キリギリスの「いのち」

 メルさんの「恵まれた」人間は、社会批判をする資格がないのだろうか 」というエントリーは昔から言われ続けていることですが、今でもその問いは残っていますね。恵まれ度のスケール自体も単純ではない、単に所得で図れる数値なら何とか計測出来ますが、その数値も恵まれた数値と第三者からカウントされても、本人は恵まれていないと思っている場合の方が多いでしょう。年収一千万円でも不満たらたらの人はいますし、そんなことを言っても仕方がないので、粗っぽく僕のことを書くしかない。
 自分の身の丈に合わない事柄に対して沈黙を守るか、身の丈以上のことであっても、積極的に社会批判をしてゆくべきか、僕としては自分の身体感覚を揺り動かす事柄に対して身体反応として、そのような社会批判にかかわるという言葉と身体の境界線に位置すると言っても、言葉と身体は腑分け出来るものではないから、見えないものも取り込んだ「言葉にならない僕」が予測不可能な行動を含めた身体反応としての社会批判に結果としてなると言った案配で、時評家のように社会批判の対象になるようなものを鵜の目鷹の目でアンテナを拡げているわけではないのは勿論のこと、日常の運動として、政治家、アクティビストになろうとしているわけではない。
 でも、やるときはやる、と言った決然たるものは秘めてはおこうと思う。でも、それも、僕のように失うものが殆どないものは、簡単に言えるかもしれないが、失うものが沢山ある人は「そうはいかない」だろうとは思う。その限りに於いて同情はしている。
 富裕であることが、重い荷物を背負うことなら、僕は殆どゼロに近い荷物で生きられるならそちらを選択するということです。だって、僕の知る限り、羨ましいと思った富裕(A)層はいないし、B層にしたところで、その火宅ぶりにお目にかかるから、生存権さえ確保されるなら、軽い荷物で自由気ままに暮らしてゆきたいというわけです。
 でもそんなキリギリスの生き方でも映画『ダーウィンの悪夢』ではないけれど、南北問題の犠牲の上に成り立っているという疚しさはありますね。この国のC層であろうとも無縁ではないのではないでしょうか、
 ナイルパーチ魚研究所の夜警のおじさんが一ドルの日当で働いているのですが、「戦争が希望である」みたいな語りをする。
 僕はこちらのテキストのように時給8ドル以下、時給1,000円以下の仕事を長年やってきたのですが、そのことに対してそんなに不満はなかった。
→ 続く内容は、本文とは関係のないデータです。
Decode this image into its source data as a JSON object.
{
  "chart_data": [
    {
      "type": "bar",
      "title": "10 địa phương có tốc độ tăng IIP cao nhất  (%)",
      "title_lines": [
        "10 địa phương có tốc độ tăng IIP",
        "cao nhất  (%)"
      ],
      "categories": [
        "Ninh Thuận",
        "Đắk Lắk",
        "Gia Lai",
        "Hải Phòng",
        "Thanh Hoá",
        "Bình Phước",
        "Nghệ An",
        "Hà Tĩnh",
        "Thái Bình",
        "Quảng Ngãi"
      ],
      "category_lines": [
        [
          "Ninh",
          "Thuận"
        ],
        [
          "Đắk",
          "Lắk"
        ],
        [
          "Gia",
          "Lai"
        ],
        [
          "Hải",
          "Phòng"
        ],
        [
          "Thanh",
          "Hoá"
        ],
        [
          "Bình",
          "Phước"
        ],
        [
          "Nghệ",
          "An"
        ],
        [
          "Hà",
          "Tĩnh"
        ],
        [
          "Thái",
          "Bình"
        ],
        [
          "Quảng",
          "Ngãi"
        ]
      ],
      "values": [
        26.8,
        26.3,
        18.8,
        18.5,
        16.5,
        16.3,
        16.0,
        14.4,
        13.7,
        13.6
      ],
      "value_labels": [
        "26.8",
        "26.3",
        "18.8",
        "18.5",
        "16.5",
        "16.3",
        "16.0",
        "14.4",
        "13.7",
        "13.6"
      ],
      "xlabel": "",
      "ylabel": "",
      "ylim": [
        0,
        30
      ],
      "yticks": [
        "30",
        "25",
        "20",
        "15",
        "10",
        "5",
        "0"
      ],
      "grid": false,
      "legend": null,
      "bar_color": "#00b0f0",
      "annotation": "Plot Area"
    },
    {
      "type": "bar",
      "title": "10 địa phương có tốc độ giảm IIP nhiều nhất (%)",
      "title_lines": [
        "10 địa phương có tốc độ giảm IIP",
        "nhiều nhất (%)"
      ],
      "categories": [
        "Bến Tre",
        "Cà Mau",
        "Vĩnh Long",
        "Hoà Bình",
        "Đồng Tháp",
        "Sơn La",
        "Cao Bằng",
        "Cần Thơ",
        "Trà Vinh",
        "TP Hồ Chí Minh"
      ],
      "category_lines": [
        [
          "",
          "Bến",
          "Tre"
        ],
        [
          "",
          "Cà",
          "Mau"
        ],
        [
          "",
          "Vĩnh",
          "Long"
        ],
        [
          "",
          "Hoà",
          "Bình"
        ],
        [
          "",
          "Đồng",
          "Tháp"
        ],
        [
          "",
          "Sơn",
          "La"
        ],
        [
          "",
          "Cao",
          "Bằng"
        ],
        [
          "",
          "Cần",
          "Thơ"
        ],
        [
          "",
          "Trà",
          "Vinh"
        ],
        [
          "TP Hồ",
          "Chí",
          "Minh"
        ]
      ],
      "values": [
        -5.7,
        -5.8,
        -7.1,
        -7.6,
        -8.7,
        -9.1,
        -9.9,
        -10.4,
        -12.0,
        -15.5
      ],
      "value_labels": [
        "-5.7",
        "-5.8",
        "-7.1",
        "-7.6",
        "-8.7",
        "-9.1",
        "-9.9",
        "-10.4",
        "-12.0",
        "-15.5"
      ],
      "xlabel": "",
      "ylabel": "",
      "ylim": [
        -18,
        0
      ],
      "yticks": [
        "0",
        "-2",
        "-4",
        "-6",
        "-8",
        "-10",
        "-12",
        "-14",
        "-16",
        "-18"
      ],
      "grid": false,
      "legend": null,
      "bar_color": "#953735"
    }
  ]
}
勝手にやらせてもらうことを最優先にしていましたね。でもね、人材派遣会社にとって営業は三人で出来る仕事を四人で出来るように上手に工夫することが、利益を上げることに繋がり、その匙加減が微妙です。そういうこともあるわけですよ。一人当たりの労働が過重になれば、人材派遣会社にとって、メリットはない。一人でやれる仕事を二人でやれるように暗黙の了解で適当に働いてくれる人を望んでいるのです。そうすれば、二人分の人件費マージンが計上される。と、まあ、こんなところです。
 兎に角、より良い条件で正社員という話があっても、キリギリスの生活が僕に合ったものだと思っていた。アリになりたくなかったのです。だから、アリになりたい人はアリになればいいと思う。
 ただ、アリであっても、勿論、キリギリスだって誰かを捕食して生きている。あの日当一ドルで働いている夜警やストリート・チルドレンや、様々な人びと、生き物たちの「いのち」を捕食して生きているんだという疚しさ、感謝、祈りを感じ、忘れないでおこうと思うが、僕はそこまで立派な人間ではない。せめて自栽することのないように自分の「いのち」を他者として広がりを持ったものとして慈しむしかない。
 「ヨコハマメリー」は真っ白いキリギリスでしたが、最後の老人ホームでは、その白塗りがなくて、すっぴんで、とても素敵な表情をしていた。